The backing allowed companies to quickly develop the vaccine and submit an Emergency Use Authorization (EUA) request to the Food and Drug Administration (FDA). According to the FDA, a “EUA is a mechanism to facilitate the availability and use of medical countermeasures, including vaccines, during public health emergencies, such as the current COVID-19 pandemic. However, even with EUAs the FDA still conducts rigorous trials to ensure the vaccines are safe. 

“Although the timeline for developing and evaluating the vaccine has been greatly condensed, all of the essential steps in the vaccine approval process have been maintained,” said Simon. 

According to the FDA, phase one is when “the vaccine is given to a small number of generally healthy people to assess its safety at increasing doses” and also shows how the vaccine induces an immune response in people. phase 2 adds hundreds of more people from different demographic groups and varying health statuses to further prove the safety of the vaccine. It also provides a snapshot of the effectiveness of the vaccine. Finally, phase 3 again tests the safety and efficacy of the vaccine by incorporating thousands of people from different demographics. Also, some participants will receive the vaccine; others will receive a placebo to test the effectiveness. 

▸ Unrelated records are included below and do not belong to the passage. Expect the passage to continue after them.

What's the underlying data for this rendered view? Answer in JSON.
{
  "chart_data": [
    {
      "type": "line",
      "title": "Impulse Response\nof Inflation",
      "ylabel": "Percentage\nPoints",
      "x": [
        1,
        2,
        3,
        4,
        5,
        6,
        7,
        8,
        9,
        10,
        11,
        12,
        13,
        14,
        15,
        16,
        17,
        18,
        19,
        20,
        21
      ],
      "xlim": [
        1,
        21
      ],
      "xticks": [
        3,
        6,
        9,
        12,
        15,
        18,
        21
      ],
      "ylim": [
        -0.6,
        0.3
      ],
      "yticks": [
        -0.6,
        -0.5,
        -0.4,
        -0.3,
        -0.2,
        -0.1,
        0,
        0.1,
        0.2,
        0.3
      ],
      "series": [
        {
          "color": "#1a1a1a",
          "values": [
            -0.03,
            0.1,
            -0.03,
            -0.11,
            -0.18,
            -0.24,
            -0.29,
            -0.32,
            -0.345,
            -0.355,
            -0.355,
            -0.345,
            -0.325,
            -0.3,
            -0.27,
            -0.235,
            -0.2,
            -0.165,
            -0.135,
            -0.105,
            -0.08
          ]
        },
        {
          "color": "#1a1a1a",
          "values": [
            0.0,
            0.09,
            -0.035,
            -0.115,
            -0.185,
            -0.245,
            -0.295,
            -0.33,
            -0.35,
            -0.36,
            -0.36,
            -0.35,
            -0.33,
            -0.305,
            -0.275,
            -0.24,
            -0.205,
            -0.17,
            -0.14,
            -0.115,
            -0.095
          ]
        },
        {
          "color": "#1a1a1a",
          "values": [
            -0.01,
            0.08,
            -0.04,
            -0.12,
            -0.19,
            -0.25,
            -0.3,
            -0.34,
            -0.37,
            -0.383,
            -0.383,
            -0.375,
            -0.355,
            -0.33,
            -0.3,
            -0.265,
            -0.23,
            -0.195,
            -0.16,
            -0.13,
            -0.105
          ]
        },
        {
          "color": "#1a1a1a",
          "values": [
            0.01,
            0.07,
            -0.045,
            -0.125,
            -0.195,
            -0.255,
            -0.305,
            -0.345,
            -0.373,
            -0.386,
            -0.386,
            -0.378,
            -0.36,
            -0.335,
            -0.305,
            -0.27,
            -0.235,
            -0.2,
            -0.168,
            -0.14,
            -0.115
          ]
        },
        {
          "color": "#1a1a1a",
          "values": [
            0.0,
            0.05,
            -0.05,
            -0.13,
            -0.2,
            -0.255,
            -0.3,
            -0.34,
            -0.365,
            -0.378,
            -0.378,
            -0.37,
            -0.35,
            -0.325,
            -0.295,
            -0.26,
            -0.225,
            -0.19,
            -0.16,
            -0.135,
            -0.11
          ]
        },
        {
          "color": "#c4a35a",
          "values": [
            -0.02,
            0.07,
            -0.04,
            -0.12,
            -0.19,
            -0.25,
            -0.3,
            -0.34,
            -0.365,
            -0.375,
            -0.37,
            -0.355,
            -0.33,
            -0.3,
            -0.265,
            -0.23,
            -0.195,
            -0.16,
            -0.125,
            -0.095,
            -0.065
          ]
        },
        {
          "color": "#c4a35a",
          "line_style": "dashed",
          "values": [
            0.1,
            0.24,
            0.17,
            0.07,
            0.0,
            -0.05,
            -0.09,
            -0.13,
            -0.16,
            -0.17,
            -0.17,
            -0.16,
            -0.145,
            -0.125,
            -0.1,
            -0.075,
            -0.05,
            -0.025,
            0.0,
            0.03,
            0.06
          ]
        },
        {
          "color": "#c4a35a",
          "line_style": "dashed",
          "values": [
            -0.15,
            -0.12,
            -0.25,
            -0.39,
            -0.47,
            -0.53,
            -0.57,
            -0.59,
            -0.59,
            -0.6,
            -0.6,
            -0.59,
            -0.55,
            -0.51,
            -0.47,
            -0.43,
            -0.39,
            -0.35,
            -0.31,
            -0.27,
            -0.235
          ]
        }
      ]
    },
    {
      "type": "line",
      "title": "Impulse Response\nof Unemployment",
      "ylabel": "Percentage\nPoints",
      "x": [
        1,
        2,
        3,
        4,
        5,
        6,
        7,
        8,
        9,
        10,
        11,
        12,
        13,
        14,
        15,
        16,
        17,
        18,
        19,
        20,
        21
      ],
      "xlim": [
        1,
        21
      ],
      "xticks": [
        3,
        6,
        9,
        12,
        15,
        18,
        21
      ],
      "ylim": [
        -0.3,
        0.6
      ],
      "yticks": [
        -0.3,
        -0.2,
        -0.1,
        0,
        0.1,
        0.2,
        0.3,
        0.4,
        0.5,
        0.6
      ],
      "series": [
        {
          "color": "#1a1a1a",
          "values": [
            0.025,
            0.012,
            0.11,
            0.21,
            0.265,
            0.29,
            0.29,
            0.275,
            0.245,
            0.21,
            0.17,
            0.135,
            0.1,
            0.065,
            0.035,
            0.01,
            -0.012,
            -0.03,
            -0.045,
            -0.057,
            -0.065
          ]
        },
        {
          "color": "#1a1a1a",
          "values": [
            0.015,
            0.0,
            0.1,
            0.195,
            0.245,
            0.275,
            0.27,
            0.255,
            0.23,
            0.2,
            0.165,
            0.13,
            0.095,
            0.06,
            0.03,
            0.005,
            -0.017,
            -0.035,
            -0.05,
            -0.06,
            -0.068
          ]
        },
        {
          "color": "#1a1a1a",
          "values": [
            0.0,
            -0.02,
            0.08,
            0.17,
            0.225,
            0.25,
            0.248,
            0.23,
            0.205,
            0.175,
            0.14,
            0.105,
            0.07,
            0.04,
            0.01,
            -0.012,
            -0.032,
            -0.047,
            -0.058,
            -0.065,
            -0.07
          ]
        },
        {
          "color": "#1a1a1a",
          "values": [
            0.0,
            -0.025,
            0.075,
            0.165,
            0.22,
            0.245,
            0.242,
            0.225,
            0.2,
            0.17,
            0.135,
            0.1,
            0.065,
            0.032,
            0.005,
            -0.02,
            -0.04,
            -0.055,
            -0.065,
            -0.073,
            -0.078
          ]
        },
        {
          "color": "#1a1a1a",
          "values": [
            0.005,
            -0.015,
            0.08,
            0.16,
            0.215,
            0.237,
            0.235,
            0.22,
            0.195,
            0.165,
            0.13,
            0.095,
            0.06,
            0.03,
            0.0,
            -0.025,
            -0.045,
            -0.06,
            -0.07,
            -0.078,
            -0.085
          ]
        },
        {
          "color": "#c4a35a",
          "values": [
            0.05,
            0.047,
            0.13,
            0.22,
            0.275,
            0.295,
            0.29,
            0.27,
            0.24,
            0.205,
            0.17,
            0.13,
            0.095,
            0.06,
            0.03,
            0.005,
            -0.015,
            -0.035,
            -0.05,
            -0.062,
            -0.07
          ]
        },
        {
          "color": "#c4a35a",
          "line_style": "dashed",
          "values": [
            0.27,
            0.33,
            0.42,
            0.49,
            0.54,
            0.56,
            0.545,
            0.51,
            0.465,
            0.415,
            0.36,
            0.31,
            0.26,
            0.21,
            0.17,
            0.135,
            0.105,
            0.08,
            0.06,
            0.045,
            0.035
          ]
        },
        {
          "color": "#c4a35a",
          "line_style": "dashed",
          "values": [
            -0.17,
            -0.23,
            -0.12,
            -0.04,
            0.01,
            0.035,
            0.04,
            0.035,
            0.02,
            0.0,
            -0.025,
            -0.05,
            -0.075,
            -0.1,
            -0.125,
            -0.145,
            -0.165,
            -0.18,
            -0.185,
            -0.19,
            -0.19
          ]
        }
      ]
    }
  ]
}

Because Cannon is not a front-line health care worker and has no underlying health conditions, she has yet to receive the vaccine, but she still recommends everyone to take it.

“I would (take) the vaccine in a heartbeat,” said Cannon. “I have absolutely no qualms. I recommend it for my family, for my elderly parents, for everybody. I suppose that should tell you what I think about it in terms of safety but also necessity."